Most officers in the L.A. Police department responding to Brown-Simpson's domestic abuse calls would defer to Simpson and refuse to take him to jail. Fuhrman, however, took Simpson to jail, resulting in Simpson's plea of "no contest" to domestic abuse charges.
Fuhrman gave a taped interview in 1985 to Laura McKinney, an aspiring screenwriter working on a screenplay about female police officers. Fuhrman bragged about his membership in the secret organization within the LAPD known as MAW, or Men Against Women. In further interviews, Fuhrman bragged about beating and torturing gang members, "we had them begging that they'd never be gang members again, begging us." Fuhrman's negative attitude toward African-Americans was also evident in the taped interview. He said that he would tell blacks, "You do what you're told, understand, nigger?"
His perjurious denial of the use--in the ten years prior to the trial--of the term "nigger" brought immediate world-wide condemnation. Even the prosecution denounced Fuhrman in their closing arguments, calling him a "bad cop."

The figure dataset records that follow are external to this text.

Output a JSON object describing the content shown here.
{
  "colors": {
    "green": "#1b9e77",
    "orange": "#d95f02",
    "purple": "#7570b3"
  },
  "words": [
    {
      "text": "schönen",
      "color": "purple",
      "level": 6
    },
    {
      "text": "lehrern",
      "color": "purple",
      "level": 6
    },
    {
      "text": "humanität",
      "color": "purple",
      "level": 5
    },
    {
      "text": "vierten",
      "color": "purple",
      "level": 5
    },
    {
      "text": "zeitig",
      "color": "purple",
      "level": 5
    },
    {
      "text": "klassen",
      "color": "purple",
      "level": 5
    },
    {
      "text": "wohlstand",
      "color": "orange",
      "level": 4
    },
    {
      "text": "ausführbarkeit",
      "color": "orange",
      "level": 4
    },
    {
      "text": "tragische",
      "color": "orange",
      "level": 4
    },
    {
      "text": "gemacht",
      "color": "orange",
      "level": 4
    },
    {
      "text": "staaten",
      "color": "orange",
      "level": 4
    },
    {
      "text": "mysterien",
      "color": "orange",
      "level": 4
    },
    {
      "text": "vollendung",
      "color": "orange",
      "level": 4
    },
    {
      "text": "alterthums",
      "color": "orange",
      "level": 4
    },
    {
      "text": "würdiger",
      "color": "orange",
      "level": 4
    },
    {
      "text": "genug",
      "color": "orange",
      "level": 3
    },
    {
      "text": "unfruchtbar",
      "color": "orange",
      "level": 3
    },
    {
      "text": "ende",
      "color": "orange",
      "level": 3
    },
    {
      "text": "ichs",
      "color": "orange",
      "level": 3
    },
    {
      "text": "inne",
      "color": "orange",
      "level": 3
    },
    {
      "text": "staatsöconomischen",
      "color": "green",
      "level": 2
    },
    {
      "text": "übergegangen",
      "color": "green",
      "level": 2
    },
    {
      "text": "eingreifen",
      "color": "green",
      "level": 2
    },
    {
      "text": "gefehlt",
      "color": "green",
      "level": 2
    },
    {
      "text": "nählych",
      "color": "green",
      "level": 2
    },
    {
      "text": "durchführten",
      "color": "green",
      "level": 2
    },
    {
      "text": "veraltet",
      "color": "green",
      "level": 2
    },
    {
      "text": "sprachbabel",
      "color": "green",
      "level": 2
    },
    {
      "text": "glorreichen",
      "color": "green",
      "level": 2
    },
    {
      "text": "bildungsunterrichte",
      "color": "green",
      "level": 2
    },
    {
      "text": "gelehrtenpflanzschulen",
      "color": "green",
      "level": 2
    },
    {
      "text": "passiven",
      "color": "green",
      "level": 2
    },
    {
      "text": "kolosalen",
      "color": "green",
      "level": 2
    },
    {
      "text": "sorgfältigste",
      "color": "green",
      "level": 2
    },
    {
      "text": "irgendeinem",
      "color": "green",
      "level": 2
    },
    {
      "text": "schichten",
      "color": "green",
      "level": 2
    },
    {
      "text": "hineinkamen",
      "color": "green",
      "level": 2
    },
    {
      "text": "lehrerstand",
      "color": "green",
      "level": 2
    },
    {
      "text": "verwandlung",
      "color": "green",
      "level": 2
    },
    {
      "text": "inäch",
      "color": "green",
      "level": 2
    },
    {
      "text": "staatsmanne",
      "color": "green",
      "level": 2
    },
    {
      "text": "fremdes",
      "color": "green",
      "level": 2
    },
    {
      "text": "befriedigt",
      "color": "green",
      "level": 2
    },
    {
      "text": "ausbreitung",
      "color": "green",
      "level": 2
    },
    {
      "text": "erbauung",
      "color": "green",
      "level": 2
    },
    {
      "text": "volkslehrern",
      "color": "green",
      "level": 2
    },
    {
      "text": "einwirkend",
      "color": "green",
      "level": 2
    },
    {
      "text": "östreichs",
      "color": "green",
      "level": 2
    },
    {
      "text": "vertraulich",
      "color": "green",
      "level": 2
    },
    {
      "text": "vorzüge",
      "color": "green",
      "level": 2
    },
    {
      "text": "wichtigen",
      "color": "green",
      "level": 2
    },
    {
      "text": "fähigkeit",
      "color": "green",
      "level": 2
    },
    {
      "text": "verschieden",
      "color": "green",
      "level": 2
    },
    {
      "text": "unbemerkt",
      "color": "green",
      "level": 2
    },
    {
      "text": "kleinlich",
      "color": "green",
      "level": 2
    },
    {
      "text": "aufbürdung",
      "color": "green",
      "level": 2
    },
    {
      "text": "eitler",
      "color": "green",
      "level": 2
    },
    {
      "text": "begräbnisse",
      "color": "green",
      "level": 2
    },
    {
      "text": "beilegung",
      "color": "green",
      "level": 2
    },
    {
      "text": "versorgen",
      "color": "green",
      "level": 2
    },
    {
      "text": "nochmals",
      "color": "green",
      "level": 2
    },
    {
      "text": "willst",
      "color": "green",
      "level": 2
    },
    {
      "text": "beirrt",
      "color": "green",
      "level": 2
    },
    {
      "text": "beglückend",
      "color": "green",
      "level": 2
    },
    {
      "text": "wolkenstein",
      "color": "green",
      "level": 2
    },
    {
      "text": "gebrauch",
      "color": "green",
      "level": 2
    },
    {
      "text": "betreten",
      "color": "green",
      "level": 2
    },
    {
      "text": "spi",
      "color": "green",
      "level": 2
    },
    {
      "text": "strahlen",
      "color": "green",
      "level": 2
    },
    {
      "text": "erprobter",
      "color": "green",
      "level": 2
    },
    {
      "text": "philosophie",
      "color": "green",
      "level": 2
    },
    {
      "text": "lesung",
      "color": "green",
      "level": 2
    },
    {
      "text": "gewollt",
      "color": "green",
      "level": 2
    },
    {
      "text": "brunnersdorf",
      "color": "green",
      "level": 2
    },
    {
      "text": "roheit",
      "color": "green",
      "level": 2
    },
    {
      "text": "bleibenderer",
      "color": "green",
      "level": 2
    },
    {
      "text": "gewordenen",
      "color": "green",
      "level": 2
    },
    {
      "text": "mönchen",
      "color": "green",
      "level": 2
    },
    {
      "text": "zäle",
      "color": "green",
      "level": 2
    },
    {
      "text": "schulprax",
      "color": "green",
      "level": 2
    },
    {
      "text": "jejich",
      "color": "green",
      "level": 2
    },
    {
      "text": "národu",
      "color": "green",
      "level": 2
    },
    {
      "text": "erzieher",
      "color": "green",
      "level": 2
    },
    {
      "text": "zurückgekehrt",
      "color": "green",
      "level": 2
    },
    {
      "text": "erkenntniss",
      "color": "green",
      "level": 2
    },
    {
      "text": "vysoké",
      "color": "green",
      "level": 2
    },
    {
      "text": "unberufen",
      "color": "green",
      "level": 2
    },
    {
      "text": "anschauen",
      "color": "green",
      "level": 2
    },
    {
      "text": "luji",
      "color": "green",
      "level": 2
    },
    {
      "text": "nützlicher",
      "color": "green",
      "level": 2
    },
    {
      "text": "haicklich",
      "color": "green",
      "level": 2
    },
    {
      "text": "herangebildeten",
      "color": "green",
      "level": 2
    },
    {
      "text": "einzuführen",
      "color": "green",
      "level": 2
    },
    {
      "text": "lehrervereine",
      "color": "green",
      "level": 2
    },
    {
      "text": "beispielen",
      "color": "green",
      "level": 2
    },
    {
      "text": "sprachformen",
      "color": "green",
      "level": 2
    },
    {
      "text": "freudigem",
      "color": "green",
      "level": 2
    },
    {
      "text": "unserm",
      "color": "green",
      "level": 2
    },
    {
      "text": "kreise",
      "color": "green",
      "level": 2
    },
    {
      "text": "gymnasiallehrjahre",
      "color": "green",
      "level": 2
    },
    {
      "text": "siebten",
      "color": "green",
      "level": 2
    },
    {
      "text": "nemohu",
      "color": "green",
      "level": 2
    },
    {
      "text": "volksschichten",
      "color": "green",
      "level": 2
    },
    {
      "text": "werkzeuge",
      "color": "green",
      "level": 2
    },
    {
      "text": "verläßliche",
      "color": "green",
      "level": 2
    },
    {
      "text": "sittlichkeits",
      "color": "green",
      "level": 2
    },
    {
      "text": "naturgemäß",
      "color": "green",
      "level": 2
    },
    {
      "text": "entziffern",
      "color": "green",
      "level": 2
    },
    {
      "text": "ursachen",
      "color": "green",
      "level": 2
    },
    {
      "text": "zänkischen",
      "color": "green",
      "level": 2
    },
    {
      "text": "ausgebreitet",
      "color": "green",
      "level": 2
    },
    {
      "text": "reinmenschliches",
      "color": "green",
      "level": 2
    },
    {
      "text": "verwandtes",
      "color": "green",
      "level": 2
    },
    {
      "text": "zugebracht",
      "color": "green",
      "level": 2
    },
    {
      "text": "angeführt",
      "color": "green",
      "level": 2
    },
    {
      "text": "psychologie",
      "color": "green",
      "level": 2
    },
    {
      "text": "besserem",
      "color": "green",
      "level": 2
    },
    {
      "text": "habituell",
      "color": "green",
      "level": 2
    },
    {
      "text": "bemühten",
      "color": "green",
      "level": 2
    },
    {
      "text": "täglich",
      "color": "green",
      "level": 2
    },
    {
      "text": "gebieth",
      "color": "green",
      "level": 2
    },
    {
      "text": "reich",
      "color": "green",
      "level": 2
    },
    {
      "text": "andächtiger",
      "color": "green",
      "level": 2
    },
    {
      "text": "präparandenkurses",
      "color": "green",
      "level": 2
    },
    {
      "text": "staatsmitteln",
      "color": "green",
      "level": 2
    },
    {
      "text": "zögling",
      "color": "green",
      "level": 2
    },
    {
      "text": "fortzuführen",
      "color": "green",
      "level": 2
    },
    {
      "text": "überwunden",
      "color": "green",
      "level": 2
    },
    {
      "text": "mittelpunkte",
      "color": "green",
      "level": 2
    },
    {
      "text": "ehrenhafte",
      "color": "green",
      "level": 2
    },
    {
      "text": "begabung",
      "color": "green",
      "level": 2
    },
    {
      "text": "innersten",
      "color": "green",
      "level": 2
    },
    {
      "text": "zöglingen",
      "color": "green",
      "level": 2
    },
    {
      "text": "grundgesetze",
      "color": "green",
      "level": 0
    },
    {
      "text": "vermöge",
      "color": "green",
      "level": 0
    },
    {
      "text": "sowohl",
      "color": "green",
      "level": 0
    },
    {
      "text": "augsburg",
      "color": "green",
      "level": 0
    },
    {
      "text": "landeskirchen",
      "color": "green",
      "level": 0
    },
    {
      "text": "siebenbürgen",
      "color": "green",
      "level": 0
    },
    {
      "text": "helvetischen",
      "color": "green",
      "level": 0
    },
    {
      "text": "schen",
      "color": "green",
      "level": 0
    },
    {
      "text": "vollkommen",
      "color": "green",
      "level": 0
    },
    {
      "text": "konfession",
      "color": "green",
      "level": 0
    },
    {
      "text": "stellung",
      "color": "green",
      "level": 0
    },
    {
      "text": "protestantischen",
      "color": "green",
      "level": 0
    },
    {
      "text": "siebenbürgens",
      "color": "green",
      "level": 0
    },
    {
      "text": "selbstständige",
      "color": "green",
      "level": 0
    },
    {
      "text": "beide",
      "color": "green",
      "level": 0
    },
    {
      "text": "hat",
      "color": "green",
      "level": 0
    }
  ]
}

Following the trial Fuhrman apologized "from the bottom of [his] heart" that he had used racist terms and denied ever having been a racist. Fuhrman was uncomfortable with the attention the trial brought to him and wished things had been different. "I want my private life back and I'm never going to have it." Denying having ever planted evidence, Fuhrman stated, "there was never a shred, never a hint, never a possibility--not a remote, not a million--, not a billion-to-one possibility--I could have planted anything. Nor would I have a reason to."